Personaggio da sempre coinvolto nei “fatti criminali” di droga più salienti della Provincia, nel novembre 1993 fu arrestato dalla Squadra Narcotici della Criminalpol Lazio nell’ambito dell’operazione denominata “Tridente” iniziata, qualche mese prima, con il sequestro di 25 kilogrammi di cocaina purissima importata dal Sud America attraverso i canali istituiti negli anni Settanta da Frank Coppola detto “tre dita”, il boss mafioso morto nel 1982 che, dalla sua villa di Ardea, aveva praticamente “creato” il consumo di massa della cocaina nel Centro Italia. Secondo gli investigatori Amato ed i suoi compagni oltre che a custodire la cocaina, si occupavano anche dello smercio dello stupefacente in alcune regioni diverse dal Lazio, occupandosi in particolare del rifornimento nei “punti vendita” di Napoli e di Lecce.
Nel novembre 1998 fu gambizzato davanti alla sua villetta, alla periferia di Cisterna, da due persone a bordo di un’Alfa Romeo, che gli tesero un agguato sparandogli quattro colpi di pistola calibro 9, uno dei quali lo raggiunse alla gamba sinistra. Interrogato dagli investigatori del Commissariato di Cisterna, Amato disse di non conoscere i suoi feritori. Gli inquirenti, memori della grossa operazione antidroga che lo aveva visto protagonista evidenziarono che trattavasi di un avvertimento proveniente dalla malavita operante nell’ambito del traffico illecito di stupefacenti Le successive indagini portarono all’identificazione del responsabile del gesto in Carmine Ciarelli, noto elemento di spicco della malavita pontina operante nel traffico di droga e nel prestito di denaro a tassi usurari.

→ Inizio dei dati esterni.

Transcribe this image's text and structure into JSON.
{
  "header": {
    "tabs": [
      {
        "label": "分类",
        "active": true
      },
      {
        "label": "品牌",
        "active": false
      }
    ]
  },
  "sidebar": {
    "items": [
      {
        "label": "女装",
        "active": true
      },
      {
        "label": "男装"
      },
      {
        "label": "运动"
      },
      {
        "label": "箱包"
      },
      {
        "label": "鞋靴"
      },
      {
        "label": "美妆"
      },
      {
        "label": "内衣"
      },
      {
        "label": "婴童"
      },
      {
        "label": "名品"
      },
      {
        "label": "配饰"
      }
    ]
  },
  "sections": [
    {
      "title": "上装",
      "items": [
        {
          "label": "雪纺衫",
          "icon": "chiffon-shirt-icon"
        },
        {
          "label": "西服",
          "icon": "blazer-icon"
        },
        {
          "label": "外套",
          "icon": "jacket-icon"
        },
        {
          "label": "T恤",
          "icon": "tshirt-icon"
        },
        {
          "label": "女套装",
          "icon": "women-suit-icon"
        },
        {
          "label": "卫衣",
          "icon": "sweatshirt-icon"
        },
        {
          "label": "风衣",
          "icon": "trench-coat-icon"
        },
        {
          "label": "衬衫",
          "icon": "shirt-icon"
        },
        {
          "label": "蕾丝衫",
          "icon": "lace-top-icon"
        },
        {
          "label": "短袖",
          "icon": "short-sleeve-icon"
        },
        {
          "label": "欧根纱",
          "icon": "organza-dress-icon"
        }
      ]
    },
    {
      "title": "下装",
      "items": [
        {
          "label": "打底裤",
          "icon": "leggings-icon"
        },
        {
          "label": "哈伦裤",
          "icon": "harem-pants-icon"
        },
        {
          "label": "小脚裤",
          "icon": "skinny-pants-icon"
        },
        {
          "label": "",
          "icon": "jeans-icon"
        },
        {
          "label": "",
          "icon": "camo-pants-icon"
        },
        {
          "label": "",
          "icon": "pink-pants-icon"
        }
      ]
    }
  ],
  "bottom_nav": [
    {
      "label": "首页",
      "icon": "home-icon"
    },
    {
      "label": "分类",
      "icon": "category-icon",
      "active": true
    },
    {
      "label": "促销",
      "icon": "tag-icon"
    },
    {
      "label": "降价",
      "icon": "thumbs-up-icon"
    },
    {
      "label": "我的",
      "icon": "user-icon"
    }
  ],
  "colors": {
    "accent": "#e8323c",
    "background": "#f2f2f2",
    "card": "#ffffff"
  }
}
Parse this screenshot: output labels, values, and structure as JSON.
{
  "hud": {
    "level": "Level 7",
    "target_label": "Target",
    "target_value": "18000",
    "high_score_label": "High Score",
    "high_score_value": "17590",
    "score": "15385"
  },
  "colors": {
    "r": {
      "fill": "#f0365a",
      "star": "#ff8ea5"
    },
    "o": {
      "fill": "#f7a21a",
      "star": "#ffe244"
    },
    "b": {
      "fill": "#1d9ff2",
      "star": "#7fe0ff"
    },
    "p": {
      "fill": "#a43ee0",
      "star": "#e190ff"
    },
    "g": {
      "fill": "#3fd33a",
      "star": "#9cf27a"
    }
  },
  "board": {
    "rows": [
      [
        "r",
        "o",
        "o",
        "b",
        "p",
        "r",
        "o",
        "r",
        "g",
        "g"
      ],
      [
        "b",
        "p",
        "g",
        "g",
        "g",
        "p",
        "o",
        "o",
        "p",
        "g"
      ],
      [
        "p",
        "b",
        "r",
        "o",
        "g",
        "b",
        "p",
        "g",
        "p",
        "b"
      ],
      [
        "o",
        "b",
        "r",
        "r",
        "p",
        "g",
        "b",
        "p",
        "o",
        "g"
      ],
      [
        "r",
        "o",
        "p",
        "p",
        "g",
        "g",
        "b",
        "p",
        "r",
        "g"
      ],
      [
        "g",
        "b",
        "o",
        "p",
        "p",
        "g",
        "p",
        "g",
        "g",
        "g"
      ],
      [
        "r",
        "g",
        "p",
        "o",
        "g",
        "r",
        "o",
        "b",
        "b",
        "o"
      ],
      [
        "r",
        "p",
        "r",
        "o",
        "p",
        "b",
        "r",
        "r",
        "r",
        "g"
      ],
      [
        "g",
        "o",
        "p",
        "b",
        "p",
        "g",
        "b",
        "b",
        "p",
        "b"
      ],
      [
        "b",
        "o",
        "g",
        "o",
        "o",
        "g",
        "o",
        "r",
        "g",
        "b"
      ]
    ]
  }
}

Nel settembre 2001, durante il regime di sorveglianza speciale, veniva nuovamente attinto da colpi di arma da fuoco; tale agguato fu poi ricollegato ad un regolamento di conti.

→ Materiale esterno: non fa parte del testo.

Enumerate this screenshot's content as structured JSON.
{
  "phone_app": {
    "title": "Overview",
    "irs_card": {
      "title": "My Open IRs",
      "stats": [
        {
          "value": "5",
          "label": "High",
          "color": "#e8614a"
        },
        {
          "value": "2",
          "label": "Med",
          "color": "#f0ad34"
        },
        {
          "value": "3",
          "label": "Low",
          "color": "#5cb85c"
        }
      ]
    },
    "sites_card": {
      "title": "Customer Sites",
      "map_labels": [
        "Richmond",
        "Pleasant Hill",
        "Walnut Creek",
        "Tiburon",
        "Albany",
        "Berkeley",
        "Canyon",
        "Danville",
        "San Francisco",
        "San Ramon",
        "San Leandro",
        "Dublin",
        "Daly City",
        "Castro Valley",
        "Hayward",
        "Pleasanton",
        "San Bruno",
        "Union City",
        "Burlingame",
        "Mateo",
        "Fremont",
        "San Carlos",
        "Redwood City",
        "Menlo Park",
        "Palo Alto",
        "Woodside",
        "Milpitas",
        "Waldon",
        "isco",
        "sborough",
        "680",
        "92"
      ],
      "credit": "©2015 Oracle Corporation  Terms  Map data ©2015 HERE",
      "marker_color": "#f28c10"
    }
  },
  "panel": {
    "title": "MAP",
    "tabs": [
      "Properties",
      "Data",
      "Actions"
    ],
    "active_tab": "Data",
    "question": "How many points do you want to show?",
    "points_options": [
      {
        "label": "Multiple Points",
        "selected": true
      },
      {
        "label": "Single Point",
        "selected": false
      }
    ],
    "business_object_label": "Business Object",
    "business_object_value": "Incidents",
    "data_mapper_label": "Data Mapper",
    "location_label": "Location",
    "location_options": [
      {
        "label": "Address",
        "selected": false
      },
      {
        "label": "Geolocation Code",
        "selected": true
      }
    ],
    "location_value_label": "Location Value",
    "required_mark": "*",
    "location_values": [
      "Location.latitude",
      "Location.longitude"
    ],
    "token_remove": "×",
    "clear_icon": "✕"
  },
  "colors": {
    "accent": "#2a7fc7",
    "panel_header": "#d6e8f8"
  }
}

Innumerevoli sono le condanne riportate dal proposto fin dagli anni 90, tra cui danneggiamento in concorso, violazione legge sulle armi in concorso, contravvenzione al foglio di via obbligatorio, ricettazione e detenzione illegale di armi e munizioni, più volte condannato per violazione della sorveglianza speciale.

Nonostante varie volte abbia beneficiato della misura alternativa dell’affidamento in prova al servizio sociale, adottato per tentare un ravvedimento mai avvenuto, non a caso è rimasto uno dei protagonisti di gravi fatti di spaccio internazionale di sostanze stupefacenti in forma associata.

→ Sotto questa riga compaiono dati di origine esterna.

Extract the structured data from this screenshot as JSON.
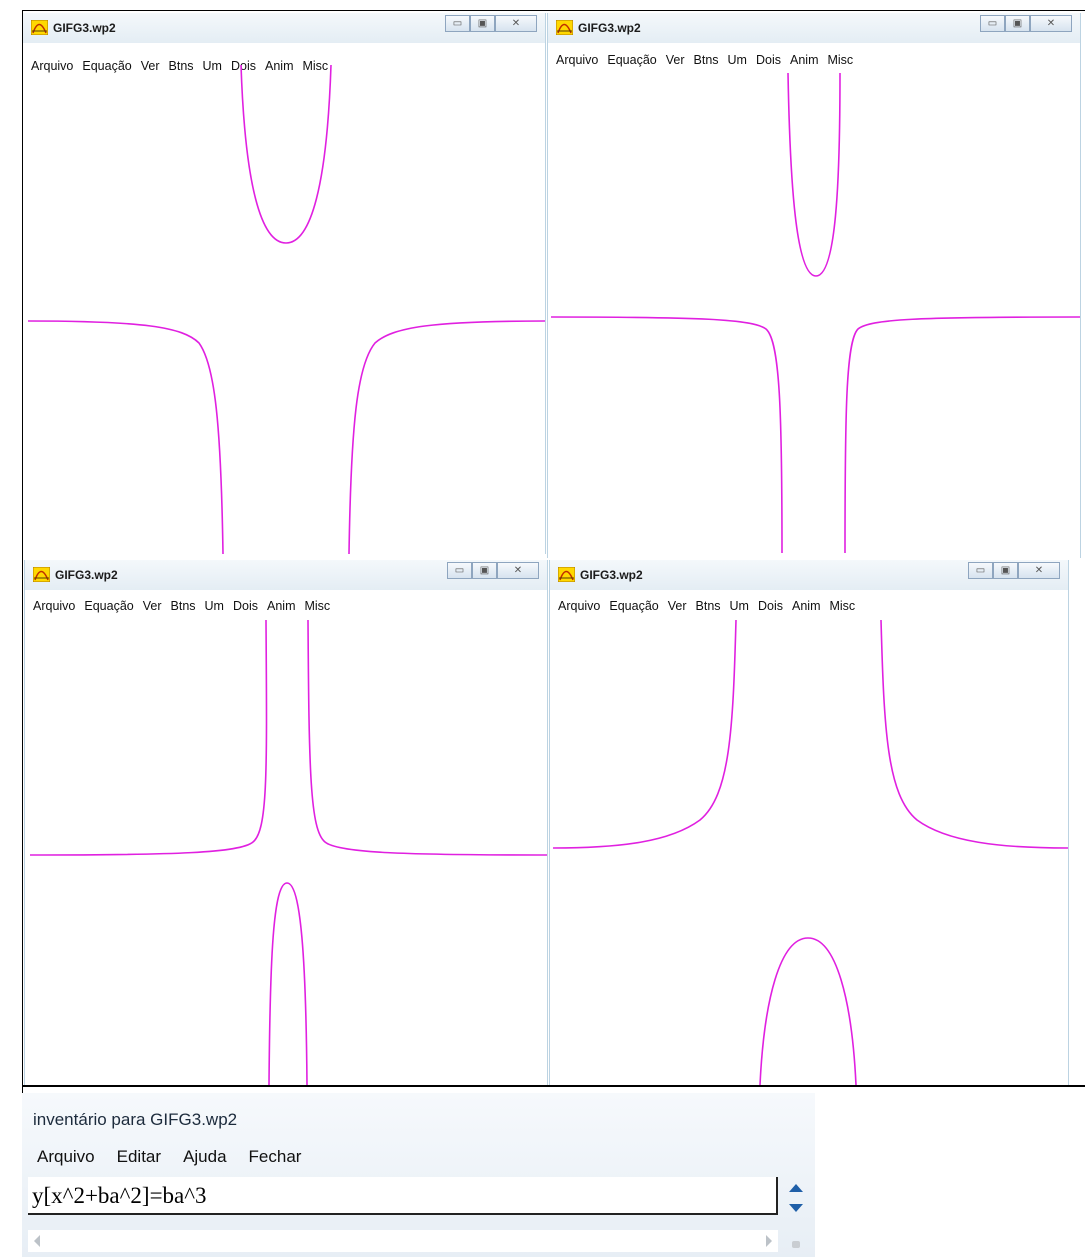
{
  "windows": [
    {
      "title": "GIFG3.wp2",
      "menu": [
        "Arquivo",
        "Equação",
        "Ver",
        "Btns",
        "Um",
        "Dois",
        "Anim",
        "Misc"
      ]
    },
    {
      "title": "GIFG3.wp2",
      "menu": [
        "Arquivo",
        "Equação",
        "Ver",
        "Btns",
        "Um",
        "Dois",
        "Anim",
        "Misc"
      ]
    },
    {
      "title": "GIFG3.wp2",
      "menu": [
        "Arquivo",
        "Equação",
        "Ver",
        "Btns",
        "Um",
        "Dois",
        "Anim",
        "Misc"
      ]
    },
    {
      "title": "GIFG3.wp2",
      "menu": [
        "Arquivo",
        "Equação",
        "Ver",
        "Btns",
        "Um",
        "Dois",
        "Anim",
        "Misc"
      ]
    }
  ],
  "inventory": {
    "title": "inventário para GIFG3.wp2",
    "menu": [
      "Arquivo",
      "Editar",
      "Ajuda",
      "Fechar"
    ],
    "equation": "y[x^2+ba^2]=ba^3"
  },
  "colors": {
    "curve": "#e020e0",
    "border": "#bcd3e2"
  },
  "icons": [
    "app-icon",
    "minimize-icon",
    "maximize-icon",
    "close-icon",
    "scroll-up-icon",
    "scroll-down-icon",
    "scroll-left-icon",
    "scroll-right-icon"
  ]
}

Nel 2008 è stato nuovamente arrestato per traffico illecito di sostanze stupefacenti e per questo condannato in primo grado alla pena di anni 8 di reclusione; inoltre nel 2010 è risultato coinvolto, per i reati di associazione finalizzata al traffico illecito di sostanze stupefacenti e violazione alla normativa sulle armi, nell’ambito dell’operazione di polizia denominata “Sfinge” effettuata dalla Squadra Mobile di Latina in collaborazione con il Commissariato P.S. di Cisterna e coordinata dalla Direzione Distrettuale Antimafia di Roma.

Tutto questo corollario criminale è stato intersecato con gli accertamenti patrimoniali per far emergere che la disponibilità diretta e indiretta di beni mobili e immobili sono il frutto delle attività illecite poste in essere, tenuto anche conto che le denunce dei redditi presentate non ne hanno giustificato il possesso e la titolarità.